Melvin Morse of Georgetown, Delaware has been detained and charged with reckless endangerment for allegedly waterboarding his young daughter while the girl's mother watched. 

According to NBC 5 in Dallas Fort-Worth, the investigation began after police were informed of a domestic assault that happened back on July 12. During the incident, Morse, a 58-year-old doctor, allegedly grabbed his 11-year-old daughter by the ankle, dragged her across their gravel driveway, brought her inside his home and began spanking her.

Four days later, Morse was arrested and charged with endangering the welfare of a child as well as assault. He was released after posting $750 secured bail, the news station reports.
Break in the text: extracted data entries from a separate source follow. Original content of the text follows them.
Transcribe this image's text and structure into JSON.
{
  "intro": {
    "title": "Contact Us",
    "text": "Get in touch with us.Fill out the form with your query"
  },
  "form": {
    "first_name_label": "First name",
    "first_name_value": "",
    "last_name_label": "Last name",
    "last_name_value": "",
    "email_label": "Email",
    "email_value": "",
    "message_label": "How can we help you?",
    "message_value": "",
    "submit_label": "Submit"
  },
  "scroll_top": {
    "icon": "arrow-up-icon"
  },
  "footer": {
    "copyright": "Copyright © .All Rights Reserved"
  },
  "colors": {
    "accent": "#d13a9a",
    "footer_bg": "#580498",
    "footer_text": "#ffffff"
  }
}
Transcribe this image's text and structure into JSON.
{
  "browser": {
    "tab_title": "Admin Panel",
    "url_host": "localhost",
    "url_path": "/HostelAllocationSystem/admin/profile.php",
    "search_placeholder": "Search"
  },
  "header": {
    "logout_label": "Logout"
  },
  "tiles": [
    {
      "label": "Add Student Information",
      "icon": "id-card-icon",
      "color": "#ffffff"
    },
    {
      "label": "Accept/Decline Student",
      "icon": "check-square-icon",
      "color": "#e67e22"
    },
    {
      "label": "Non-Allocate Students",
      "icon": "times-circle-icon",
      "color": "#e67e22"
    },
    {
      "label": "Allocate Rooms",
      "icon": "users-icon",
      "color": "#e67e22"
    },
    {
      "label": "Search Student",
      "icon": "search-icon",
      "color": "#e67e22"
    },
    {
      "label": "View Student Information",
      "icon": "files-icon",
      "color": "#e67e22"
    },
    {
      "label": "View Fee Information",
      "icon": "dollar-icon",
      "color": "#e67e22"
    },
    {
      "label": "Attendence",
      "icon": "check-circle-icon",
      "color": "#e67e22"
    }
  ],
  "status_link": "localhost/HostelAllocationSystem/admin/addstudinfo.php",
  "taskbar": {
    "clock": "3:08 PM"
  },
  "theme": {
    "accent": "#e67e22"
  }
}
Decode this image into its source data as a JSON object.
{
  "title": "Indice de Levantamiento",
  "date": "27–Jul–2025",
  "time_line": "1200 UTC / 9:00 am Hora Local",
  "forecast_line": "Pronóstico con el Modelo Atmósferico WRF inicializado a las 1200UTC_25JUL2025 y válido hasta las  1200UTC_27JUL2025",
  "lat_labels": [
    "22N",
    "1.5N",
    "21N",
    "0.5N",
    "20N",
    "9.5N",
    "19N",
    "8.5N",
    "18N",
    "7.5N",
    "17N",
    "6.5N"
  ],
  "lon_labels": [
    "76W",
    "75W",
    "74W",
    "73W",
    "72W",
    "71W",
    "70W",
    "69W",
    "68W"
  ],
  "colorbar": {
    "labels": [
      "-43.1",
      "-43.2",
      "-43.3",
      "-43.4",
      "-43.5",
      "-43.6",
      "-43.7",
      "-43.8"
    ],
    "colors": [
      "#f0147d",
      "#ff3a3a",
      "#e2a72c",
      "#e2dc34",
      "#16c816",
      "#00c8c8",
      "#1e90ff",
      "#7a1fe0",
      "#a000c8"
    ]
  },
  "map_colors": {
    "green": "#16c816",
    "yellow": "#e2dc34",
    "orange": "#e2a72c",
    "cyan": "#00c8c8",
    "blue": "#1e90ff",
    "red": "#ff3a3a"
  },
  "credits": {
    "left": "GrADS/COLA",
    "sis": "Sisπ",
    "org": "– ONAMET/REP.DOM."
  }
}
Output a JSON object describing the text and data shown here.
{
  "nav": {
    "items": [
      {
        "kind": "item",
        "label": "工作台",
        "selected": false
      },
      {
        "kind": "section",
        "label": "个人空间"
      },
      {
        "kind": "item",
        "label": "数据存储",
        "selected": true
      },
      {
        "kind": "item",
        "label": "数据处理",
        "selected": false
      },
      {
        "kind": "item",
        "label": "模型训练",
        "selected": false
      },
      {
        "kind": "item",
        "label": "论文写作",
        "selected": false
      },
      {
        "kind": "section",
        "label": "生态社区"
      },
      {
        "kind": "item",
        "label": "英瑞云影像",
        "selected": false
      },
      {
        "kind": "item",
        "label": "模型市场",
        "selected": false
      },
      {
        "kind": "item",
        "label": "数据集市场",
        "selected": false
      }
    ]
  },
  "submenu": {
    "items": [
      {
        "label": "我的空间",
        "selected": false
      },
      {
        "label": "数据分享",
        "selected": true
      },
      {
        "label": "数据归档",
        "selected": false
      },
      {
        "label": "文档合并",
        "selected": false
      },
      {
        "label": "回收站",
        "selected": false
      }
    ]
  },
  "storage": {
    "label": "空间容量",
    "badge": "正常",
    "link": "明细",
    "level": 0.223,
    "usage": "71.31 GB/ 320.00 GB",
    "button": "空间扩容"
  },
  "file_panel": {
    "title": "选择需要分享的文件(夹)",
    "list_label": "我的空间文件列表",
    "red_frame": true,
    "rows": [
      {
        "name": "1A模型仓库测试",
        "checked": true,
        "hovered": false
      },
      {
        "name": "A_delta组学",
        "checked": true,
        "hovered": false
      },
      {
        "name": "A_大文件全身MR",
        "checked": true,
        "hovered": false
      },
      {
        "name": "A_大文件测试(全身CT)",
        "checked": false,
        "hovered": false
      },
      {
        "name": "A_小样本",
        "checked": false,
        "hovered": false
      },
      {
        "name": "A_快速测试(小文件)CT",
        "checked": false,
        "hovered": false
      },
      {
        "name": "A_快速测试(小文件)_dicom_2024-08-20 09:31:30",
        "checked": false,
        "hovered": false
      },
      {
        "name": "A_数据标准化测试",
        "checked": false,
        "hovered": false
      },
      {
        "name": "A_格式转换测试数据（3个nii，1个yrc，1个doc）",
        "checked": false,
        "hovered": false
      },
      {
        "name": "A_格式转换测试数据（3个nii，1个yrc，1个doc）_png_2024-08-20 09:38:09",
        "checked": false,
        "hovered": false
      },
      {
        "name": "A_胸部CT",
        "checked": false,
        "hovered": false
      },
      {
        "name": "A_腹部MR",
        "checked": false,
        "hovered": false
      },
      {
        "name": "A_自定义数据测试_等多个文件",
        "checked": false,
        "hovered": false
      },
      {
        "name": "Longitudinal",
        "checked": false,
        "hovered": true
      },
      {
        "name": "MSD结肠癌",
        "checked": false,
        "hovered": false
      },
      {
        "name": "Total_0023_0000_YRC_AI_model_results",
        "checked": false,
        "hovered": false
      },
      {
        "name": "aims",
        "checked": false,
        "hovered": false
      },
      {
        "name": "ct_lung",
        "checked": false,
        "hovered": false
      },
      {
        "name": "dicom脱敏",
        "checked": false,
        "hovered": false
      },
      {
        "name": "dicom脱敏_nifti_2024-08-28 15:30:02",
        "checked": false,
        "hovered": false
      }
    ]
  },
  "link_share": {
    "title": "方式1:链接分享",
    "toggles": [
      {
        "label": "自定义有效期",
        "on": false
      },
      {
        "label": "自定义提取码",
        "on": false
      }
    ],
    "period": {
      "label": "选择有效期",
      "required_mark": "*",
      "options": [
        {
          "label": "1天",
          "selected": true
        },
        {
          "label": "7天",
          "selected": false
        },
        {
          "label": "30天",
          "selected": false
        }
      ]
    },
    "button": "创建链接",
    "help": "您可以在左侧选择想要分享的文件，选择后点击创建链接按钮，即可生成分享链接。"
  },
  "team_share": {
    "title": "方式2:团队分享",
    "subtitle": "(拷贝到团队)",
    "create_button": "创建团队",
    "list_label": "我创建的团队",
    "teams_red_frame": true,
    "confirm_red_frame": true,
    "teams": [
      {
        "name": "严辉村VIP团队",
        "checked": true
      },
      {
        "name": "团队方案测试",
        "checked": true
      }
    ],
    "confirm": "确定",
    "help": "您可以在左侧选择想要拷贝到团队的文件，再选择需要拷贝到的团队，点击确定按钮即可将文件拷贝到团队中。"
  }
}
While her father was being charged and processed, police say the 11-year-old girl was brought to the Child Advocacy Center. In an interview with the center, police say he claimed she was disciplined by her father by what he referred to as "waterboarding."

The girl then reportedly detailed how her father held her face under a running faucet, causing water to go up her nose and all over her face.

The 11-year-old told police in chilling detail about the alleged abuse, according to court documents obtained by Delaware newspaper The News Journal.

The girl said her father said "she could go five minutes without brain damage," the newspaper reported, citing court documents.

She went on to claim that she suffered this form of punishment four times over the course of two years, beginning in May 2009.

In addition, the girl told authorities that her mother, Pauline Morse, 40, witnessed a few of the waterboarding incidents and did not stop her husband from performing the act.

Both parents were arrested in their home earlier this week and charged with reckless endangerment, conspiracy and endangering the welfare of a child, NBC 5 reports.

While Melvin Morse was committed to the Sussex Correctional Institution on $14,500 secured bond, his wife was released on $14,500 unsecured bond.

Both parents were ordered to have no contact with each other or their children as the girl and her siblings are currently in the care of the Division of Family Services.